Diesel prices were also raised by 26 paise on Sunday at Rs 67.57 per litre in Delhi as per daily price revision method introduced last year in June.

Sunday's high follows seven consecutive days of price increases after a 19 day freeze on oil prices between April 24 and May 13 in the run-up to the assembly elections in Karnataka.

Domestic prices of petrol and diesel have gone up as high crude oil prices in the international markets, benchmark crude oil price for the Indian basket hit US$76.43 per barrel last week the highest since 2014, and a weak rupee against dollar, which makes imports expensive, have forced the hands of the three state oil marketing companies.

The Indian currency at Rs 67.53 per dollar has fallen by 6% against the greenback in 2018 so far.
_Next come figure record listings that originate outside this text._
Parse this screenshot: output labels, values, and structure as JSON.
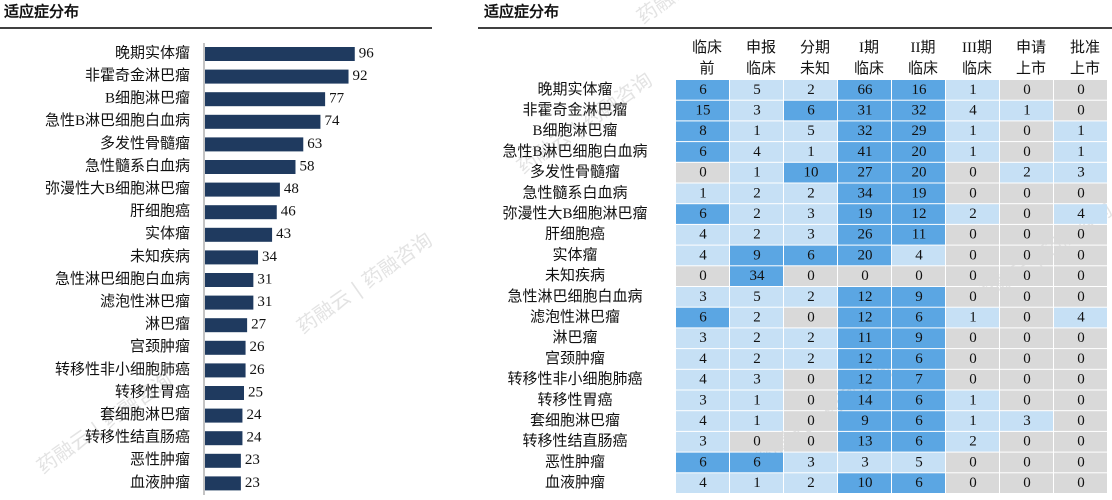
{
  "chart_data": [
    {
      "type": "bar",
      "orientation": "horizontal",
      "title": "适应症分布",
      "categories": [
        "晚期实体瘤",
        "非霍奇金淋巴瘤",
        "B细胞淋巴瘤",
        "急性B淋巴细胞白血病",
        "多发性骨髓瘤",
        "急性髓系白血病",
        "弥漫性大B细胞淋巴瘤",
        "肝细胞癌",
        "实体瘤",
        "未知疾病",
        "急性淋巴细胞白血病",
        "滤泡性淋巴瘤",
        "淋巴瘤",
        "宫颈肿瘤",
        "转移性非小细胞肺癌",
        "转移性胃癌",
        "套细胞淋巴瘤",
        "转移性结直肠癌",
        "恶性肿瘤",
        "血液肿瘤"
      ],
      "values": [
        96,
        92,
        77,
        74,
        63,
        58,
        48,
        46,
        43,
        34,
        31,
        31,
        27,
        26,
        26,
        25,
        24,
        24,
        23,
        23
      ],
      "color": "#1f3a5f",
      "xlim": [
        0,
        100
      ]
    },
    {
      "type": "heatmap",
      "title": "适应症分布",
      "columns": [
        "临床前",
        "申报临床",
        "分期未知",
        "I期临床",
        "II期临床",
        "III期临床",
        "申请上市",
        "批准上市"
      ],
      "rows": [
        "晚期实体瘤",
        "非霍奇金淋巴瘤",
        "B细胞淋巴瘤",
        "急性B淋巴细胞白血病",
        "多发性骨髓瘤",
        "急性髓系白血病",
        "弥漫性大B细胞淋巴瘤",
        "肝细胞癌",
        "实体瘤",
        "未知疾病",
        "急性淋巴细胞白血病",
        "滤泡性淋巴瘤",
        "淋巴瘤",
        "宫颈肿瘤",
        "转移性非小细胞肺癌",
        "转移性胃癌",
        "套细胞淋巴瘤",
        "转移性结直肠癌",
        "恶性肿瘤",
        "血液肿瘤"
      ],
      "values": [
        [
          6,
          5,
          2,
          66,
          16,
          1,
          0,
          0
        ],
        [
          15,
          3,
          6,
          31,
          32,
          4,
          1,
          0
        ],
        [
          8,
          1,
          5,
          32,
          29,
          1,
          0,
          1
        ],
        [
          6,
          4,
          1,
          41,
          20,
          1,
          0,
          1
        ],
        [
          0,
          1,
          10,
          27,
          20,
          0,
          2,
          3
        ],
        [
          1,
          2,
          2,
          34,
          19,
          0,
          0,
          0
        ],
        [
          6,
          2,
          3,
          19,
          12,
          2,
          0,
          4
        ],
        [
          4,
          2,
          3,
          26,
          11,
          0,
          0,
          0
        ],
        [
          4,
          9,
          6,
          20,
          4,
          0,
          0,
          0
        ],
        [
          0,
          34,
          0,
          0,
          0,
          0,
          0,
          0
        ],
        [
          3,
          5,
          2,
          12,
          9,
          0,
          0,
          0
        ],
        [
          6,
          2,
          0,
          12,
          6,
          1,
          0,
          4
        ],
        [
          3,
          2,
          2,
          11,
          9,
          0,
          0,
          0
        ],
        [
          4,
          2,
          2,
          12,
          6,
          0,
          0,
          0
        ],
        [
          4,
          3,
          0,
          12,
          7,
          0,
          0,
          0
        ],
        [
          3,
          1,
          0,
          14,
          6,
          1,
          0,
          0
        ],
        [
          4,
          1,
          0,
          9,
          6,
          1,
          3,
          0
        ],
        [
          3,
          0,
          0,
          13,
          6,
          2,
          0,
          0
        ],
        [
          6,
          6,
          3,
          3,
          5,
          0,
          0,
          0
        ],
        [
          4,
          1,
          2,
          10,
          6,
          0,
          0,
          0
        ]
      ],
      "colors": {
        "zero": "#d9d9d9",
        "low": "#c6e0f5",
        "high": "#5ba6e3"
      },
      "high_threshold": [
        6,
        6,
        6,
        9,
        6,
        null,
        null,
        null
      ]
    }
  ],
  "watermark": "药融云 | 药融咨询"
}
It is one of the worst performing currencies this year across the world. India imports nearly 80% of its crude oil requirement every year.

Notably, prices of petrol and diesel in India have witnessed a steady increase in the past four years as the government has hiked excise duties on fuels a dozen times in this period.

Already, India's oil import bill, which had come down between 2014 and 2017, may go up in the range of US$20-50 billion in FY19. Last fiscal the country spent US$88 billion on oil imports. At the start of this fiscal, the petroleum and natural gas ministry had estimated a 20% increase in the import bill to US$105 billion for fiscal 2019 assuming average crude oil price for the Indian basket at US$65 per barrel.

The higher import bill threatens India's current account deficit, a barometer to measure a country's imports and exports.